Untuk waktu yang terlalu lama, kita mungkin sudah berusaha menjual imej pada diri sendiri, bahwa kita adalah dan memang dimaksudkan untuk menjadi orang dewasa yang introspektif dan aktif memproduksi filosofi pribadi. Tapi, jika bergabung dengan kejujuran, kita sadar bahwa kita baru memutuskan itu ketika kita beranjak dewasa. Sebagai mekanisme pertahanan saat tumbuh dengan sebuah kasus pengabaian emosional.
Akhirnya sebuah hal mengesankan terjadi. Kita memutuskan untuk mengakui bahwa kita sebenarnya bukan, secara istimewa, orang yang introspektif ataupun filosofis. Dan kita berharap kita tidak pernah mulai menyiksa diri sendiri dengan mengasuh imej palsu akibat desakan memiliki identitas ketika tumbuh dewasa. Hari ini kita tidak ingin berubah jadi sesuatu yang berbeda lagi. Melainkan, dengan mengampuni diri, kita sadar bahwa penyiksaan intelektual semacam itu mengecilkan kesempatan kita untuk tindakan yang lebih penting: memaafkan kebenaran diri yang lebih bernoda dan kepribadian yang tempramental. Dengan kata lain, kemanusiawian kita, yang sangat butuh pengampunan yang mengasihi saat ini.

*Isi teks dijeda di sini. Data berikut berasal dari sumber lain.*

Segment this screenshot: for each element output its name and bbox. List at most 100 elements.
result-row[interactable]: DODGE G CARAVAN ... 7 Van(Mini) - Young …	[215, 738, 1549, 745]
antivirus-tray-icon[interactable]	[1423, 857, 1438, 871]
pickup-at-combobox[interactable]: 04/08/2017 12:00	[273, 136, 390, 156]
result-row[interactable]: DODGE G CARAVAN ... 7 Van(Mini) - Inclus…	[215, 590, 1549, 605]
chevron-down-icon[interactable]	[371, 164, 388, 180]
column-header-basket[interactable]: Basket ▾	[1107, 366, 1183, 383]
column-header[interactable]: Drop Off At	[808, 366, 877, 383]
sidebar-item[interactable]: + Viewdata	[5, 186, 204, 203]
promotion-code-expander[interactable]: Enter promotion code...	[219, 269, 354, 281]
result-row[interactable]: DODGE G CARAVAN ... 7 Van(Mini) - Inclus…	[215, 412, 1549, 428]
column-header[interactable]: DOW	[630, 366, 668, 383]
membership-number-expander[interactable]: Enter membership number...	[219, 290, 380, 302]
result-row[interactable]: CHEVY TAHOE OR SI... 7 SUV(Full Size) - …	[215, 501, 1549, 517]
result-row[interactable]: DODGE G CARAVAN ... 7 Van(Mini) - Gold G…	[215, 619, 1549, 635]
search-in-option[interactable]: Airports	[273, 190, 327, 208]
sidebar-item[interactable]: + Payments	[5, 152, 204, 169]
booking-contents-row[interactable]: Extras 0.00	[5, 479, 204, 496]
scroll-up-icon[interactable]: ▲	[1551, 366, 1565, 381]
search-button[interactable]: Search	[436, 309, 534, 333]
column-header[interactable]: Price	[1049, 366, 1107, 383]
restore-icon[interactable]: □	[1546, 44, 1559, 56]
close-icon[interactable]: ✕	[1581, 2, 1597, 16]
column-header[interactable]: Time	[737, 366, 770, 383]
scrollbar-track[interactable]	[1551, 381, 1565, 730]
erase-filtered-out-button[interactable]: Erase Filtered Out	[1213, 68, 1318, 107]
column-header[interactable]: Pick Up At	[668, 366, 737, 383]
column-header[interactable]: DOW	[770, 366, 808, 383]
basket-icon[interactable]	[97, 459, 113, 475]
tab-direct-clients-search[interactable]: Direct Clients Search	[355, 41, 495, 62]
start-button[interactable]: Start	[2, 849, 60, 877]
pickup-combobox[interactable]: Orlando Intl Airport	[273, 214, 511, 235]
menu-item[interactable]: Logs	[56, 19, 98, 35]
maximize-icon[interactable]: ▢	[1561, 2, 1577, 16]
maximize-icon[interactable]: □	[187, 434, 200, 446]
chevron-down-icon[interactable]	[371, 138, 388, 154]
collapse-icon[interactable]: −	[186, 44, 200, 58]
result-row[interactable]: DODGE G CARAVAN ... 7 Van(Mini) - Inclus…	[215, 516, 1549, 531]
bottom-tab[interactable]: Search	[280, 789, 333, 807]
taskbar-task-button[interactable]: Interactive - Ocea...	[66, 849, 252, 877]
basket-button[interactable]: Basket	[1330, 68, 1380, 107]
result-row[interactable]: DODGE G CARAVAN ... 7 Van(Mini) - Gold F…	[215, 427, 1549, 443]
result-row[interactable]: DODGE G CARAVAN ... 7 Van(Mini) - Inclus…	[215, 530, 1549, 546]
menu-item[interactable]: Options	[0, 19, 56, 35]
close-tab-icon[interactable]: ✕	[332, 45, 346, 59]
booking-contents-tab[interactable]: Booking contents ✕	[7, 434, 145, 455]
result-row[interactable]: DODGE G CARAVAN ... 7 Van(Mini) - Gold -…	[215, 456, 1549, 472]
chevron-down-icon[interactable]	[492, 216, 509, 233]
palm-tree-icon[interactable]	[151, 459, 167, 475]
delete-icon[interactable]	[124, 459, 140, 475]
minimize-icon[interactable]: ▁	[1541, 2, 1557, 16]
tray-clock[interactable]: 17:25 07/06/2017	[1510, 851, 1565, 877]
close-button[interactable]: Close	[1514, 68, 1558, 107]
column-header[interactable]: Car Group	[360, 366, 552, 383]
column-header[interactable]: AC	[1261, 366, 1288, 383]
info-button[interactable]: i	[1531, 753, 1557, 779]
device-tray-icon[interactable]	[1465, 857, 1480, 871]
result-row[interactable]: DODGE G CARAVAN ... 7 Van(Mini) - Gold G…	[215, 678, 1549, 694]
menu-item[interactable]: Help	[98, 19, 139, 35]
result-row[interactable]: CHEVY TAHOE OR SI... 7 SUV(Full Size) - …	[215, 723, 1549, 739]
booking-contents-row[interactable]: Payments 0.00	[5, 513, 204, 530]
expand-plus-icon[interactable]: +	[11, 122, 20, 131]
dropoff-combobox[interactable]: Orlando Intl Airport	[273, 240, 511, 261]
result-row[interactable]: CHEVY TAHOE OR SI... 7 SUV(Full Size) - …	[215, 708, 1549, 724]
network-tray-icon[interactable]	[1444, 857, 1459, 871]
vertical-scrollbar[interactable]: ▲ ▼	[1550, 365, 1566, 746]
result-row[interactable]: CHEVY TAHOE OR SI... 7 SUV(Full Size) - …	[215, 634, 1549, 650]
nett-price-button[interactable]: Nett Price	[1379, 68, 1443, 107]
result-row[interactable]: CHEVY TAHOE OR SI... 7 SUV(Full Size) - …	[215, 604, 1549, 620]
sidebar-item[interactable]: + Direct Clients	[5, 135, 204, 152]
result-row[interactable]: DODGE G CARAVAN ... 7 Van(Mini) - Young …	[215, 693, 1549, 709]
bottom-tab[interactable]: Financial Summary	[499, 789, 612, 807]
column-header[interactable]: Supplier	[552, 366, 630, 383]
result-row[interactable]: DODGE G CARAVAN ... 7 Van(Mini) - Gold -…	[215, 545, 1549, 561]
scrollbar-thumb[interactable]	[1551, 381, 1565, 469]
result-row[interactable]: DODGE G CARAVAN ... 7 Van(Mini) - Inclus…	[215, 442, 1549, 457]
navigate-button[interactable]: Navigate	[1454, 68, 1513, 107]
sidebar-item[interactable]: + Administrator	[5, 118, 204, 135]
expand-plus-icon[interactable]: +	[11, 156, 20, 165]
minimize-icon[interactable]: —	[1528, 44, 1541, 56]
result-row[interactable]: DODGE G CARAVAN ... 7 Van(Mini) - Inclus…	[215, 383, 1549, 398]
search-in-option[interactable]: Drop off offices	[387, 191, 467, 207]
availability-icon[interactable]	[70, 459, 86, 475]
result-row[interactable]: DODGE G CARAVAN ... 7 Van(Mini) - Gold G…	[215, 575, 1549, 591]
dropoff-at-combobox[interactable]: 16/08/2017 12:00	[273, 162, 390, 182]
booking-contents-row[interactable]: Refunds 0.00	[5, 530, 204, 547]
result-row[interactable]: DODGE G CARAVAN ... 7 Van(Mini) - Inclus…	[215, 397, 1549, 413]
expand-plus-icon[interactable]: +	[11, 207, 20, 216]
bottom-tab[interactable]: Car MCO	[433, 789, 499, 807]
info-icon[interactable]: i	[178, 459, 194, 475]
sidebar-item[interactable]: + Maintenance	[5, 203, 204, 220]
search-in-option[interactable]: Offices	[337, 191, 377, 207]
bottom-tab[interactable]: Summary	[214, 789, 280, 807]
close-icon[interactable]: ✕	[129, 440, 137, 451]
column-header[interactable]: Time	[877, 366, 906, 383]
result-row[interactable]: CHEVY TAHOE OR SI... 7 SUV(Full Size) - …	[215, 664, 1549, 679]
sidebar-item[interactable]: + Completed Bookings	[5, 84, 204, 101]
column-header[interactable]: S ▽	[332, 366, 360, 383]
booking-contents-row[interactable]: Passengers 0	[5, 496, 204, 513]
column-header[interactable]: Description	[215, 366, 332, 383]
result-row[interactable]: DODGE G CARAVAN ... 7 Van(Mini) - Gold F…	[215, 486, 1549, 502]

Dalam proses hidup yang semakin jarang melibatkan orang lain, kita pun berhenti sibuk mencari teman baru di usia dewasa. Pertemanan jadi terasa sangat mahal. Dilumpuhkan oleh jarak kita terhadap emosi-emosi kita sendiri, syarat-syarat konvensional untuk menyenangkan seorang teman terasa tak sepadan dengan penderitaan harian kita. Kita sempat begitu rajin berharap orang akan tahu bahwa pertemanan hanya akan menghadiahkan kehidupan yang biasa-biasa saja tanpa motivasi untuk memperbaiki kualitas pribadi.
Tapi kemudian teman-teman kita benar-benar menjalani kehidupan yang kita bayangkan; memiliki penghasilan tetap dari pekerjaan korporasi, berkeluarga, menjalani kehidupan yang, meski bukan jenis baru, berkembang terkendali oleh kemampuan mereka merasa puas pada pencapaian dan diri mereka sendiri.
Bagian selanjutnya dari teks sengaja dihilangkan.